NASA no longer has the kind of cash it did in the Apollo days, but the impulse to explore is as strong as ever. It just needs to be done on a leaner budget. In response to the agency's austerity program, a group of scientists has gone the distance with an ultraefficient replacement for chemical rockets. Solar electric ion propulsion, first developed by NASA visionary Harold Kaufman in the 1960s, has now proven itself capable of propelling a probe through the solar system, promising an era of faster and more economical space exploration.
Deep Space 1, launched last October, is using an ion drive to visit an asteroid and two comets. Though Deep Space 1 is primarily a technology test bed for future missions, it will gather data as it goes. The probe was produced by the NASA Solar Electric Propulsion Technology Application Readiness program, whose manager, John Stocky, is clear about his goal: "If we want to fly spacecraft, we have to make them cheaper."
Ion propulsion will be a big help. Its high efficiency—ten times greater than chemical propellants—dramatically cuts down on the amount of material a craft has to haul along. The ion engine is compact, just under a foot in diameter. It gently pushes the spacecraft forward by firing ions, or electrically charged atoms, out into space. Cathodes spew electrons into a chamber filled with xenon gas. The electrons smash into the xenon atoms, knocking away an electron and turning the atoms into positively charged ions. A pair of charged metal grids pulls the xenon ions out the back of the engine at more than 60,000 miles per hour, which drives the spacecraft forward.
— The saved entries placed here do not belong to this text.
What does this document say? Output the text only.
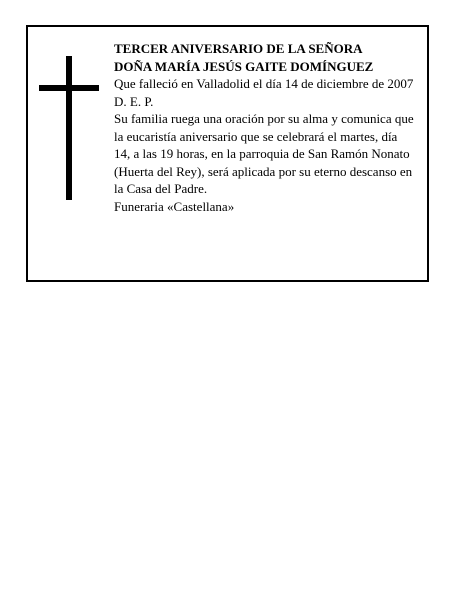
TERCER ANIVERSARIO DE LA SEÑORA

DOÑA MARÍA JESÚS GAITE DOMÍNGUEZ

Que falleció en Valladolid el día 14 de diciembre de 2007

D. E. P.

Su familia ruega una oración por su alma y comunica que la eucaristía aniversario que se celebrará el martes, día 14, a las 19 horas, en la parroquia de San Ramón Nonato (Huerta del Rey), será aplicada por su eterno descanso en la Casa del Padre.

Funeraria «Castellana»
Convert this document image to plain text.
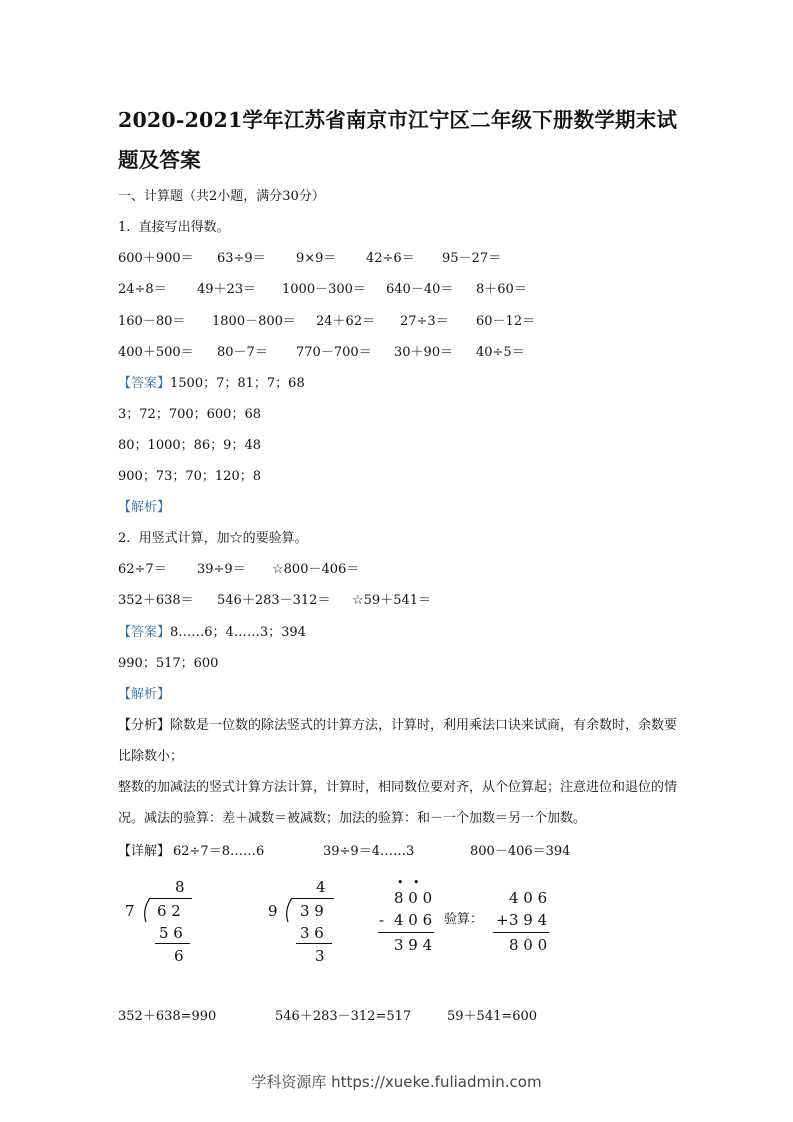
2020-2021学年江苏省南京市江宁区二年级下册数学期末试题及答案
一、计算题（共2小题，满分30分）
1.  直接写出得数。
600＋900＝ 63÷9＝ 9×9＝ 42÷6＝ 95－27＝
24÷8＝ 49＋23＝ 1000－300＝ 640－40＝ 8＋60＝
160－80＝ 1800－800＝ 24＋62＝ 27÷3＝ 60－12＝
400＋500＝ 80－7＝ 770－700＝ 30＋90＝ 40÷5＝
【答案】1500；7；81；7；68
3；72；700；600；68
80；1000；86；9；48
900；73；70；120；8
【解析】
2.  用竖式计算，加☆的要验算。
62÷7＝ 39÷9＝ ☆800－406＝
352＋638＝ 546＋283－312＝ ☆59＋541＝
【答案】8……6；4……3；394
990；517；600
【解析】
【分析】除数是一位数的除法竖式的计算方法，计算时，利用乘法口诀来试商，有余数时，余数要比除数小；
整数的加减法的竖式计算方法计算，计算时，相同数位要对齐，从个位算起；注意进位和退位的情况。减法的验算：差＋减数＝被减数；加法的验算：和－一个加数＝另一个加数。
【详解】 62÷7＝8……6	39÷9＝4……3	800－406＝394
8
7 6 2
5 6
6
4
9 3 9
3 6
3
• •
8 0 0
- 4 0 6
3 9 4
验算：
4 0 6
+ 3 9 4
8 0 0
352＋638=990	546＋283－312=517	59＋541=600
学科资源库 https://xueke.fuliadmin.com
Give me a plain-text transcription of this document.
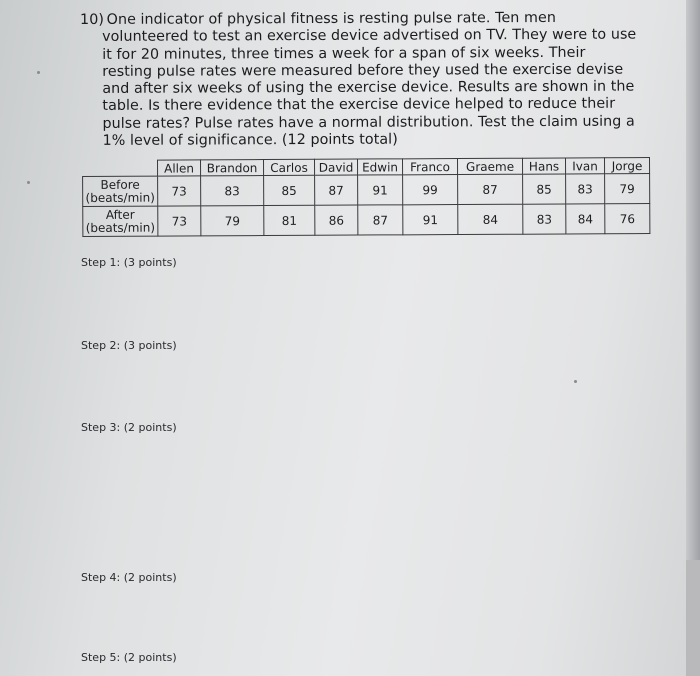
10) One indicator of physical fitness is resting pulse rate. Ten men
volunteered to test an exercise device advertised on TV. They were to use
it for 20 minutes, three times a week for a span of six weeks. Their
resting pulse rates were measured before they used the exercise devise
and after six weeks of using the exercise device. Results are shown in the
table. Is there evidence that the exercise device helped to reduce their
pulse rates? Pulse rates have a normal distribution. Test the claim using a
1% level of significance. (12 points total)
	Allen	Brandon	Carlos	David	Edwin	Franco	Graeme	Hans	Ivan	Jorge
Before
(beats/min)	73	83	85	87	91	99	87	85	83	79
After
(beats/min)	73	79	81	86	87	91	84	83	84	76
Step 1: (3 points)
Step 2: (3 points)
Step 3: (2 points)
Step 4: (2 points)
Step 5: (2 points)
Because of power limitations, the resulting thrust is feeble, equivalent to only one-fiftieth of a pound—comparable to the heft of a sheet of paper and about 10,000 times weaker than traditional propulsion systems. What the ion engine lacks in immediate gratification, however, it more than makes up for in persistence. Gradually, the spacecraft reaches high speeds, with remarkably little wasted energy.
"As far as the Jet Propulsion Laboratory and NASA are concerned, this technology is no longer experimental," says Stocky. "It's part of the normal arsenal of things we have with which to execute deep- space missions."
FINALISTS
To the Moon, Cheaply INNOVATOR: Alan Binder, Lunar Research Institute
Lunar Prospector rocked the Earth last winter when it found evidence of ice at the moon's poles. Binder's privately funded design for the craft used off-the- shelf hardware and focused on one clear goal: mapping lunar resources. Lockheed Martin engineers completed the project in conjunction with NASA Ames Research Center for a bargain $63 million.
Binder believes fully commercial space missions are coming soon. "The only way we're going to study the solar system is to do it as a business," he says.
Flying Robot INNOVATORS: Tad McGeer, The Insitu Group; Greg Holland, the Australian Bureau of Meteorology
What's the weather like in the middle of the ocean? Meteorologists would love to know. Real-time measurements over remote, midocean locations could allow substantially improved forecasts. Back in 1991, Tad McGeer, president of the Insitu Group in Bingen, Washington, envisioned an intelligent automated aircraft to do the job. The plane, Aerosonde, would navigate without human input and orient itself using the global positioning satellite system.
McGeer worked out the technical details, and Greg Holland raised the funding that made the project possible. Aerosonde crossed the Atlantic last summer—the first unmanned craft to manage the feat.